Common Ravens are habitat generalists. They are found in forests of all kinds, shrubland, rocky cliffs on coasts or mountains, the tundra, grasslands and even deserts. They tend to avoid large cities, but are common in smaller cities and towns. It is the most widely distributed of all corvids!


Ravens will eat just about anything they can find! They are opportunistic omnivores, mostly eating animal matter but also plant matter if needed. They prey on adult and nestling birds, eggs, small mammals, sick and dying larger mammals, amphibians, reptiles, fish and invertebrates.

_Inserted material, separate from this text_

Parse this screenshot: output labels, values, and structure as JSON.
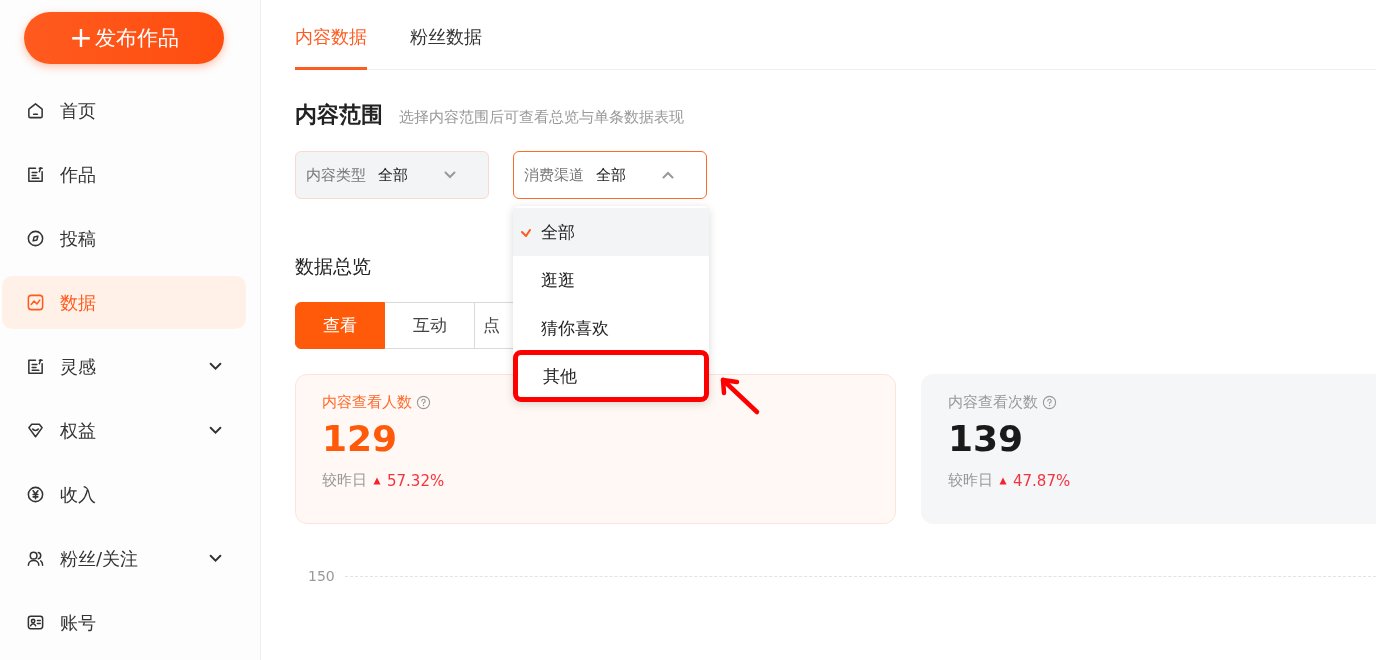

The raven is of high importance to Indigenous Peoples throughout Canada, appearing in myths, legends, art and traditions. It is particularly important to First Nations peoples on the coast of British Columbia, where it symbolizes creation, knowledge and prestige. The raven is also a messenger, a trickster, a teacher, a healer and a guardian spirit. Inuit People also hold the raven in high esteem as the Creator of All Life, but it is a well-known clan totem for several other Indigenous Peoples.


To sum it up, it is important to keep the raven around. Not only is the Common Raven a fascinating species with strong ties to Canada’s First Nations peoples, it is an important inhabitant of our ecosystems, helping nutrient cycling by consuming carrion and controlling prey populations. Getting to know the raven and its important role in both our ecosystem and First Nations peoples heritage is a great first step!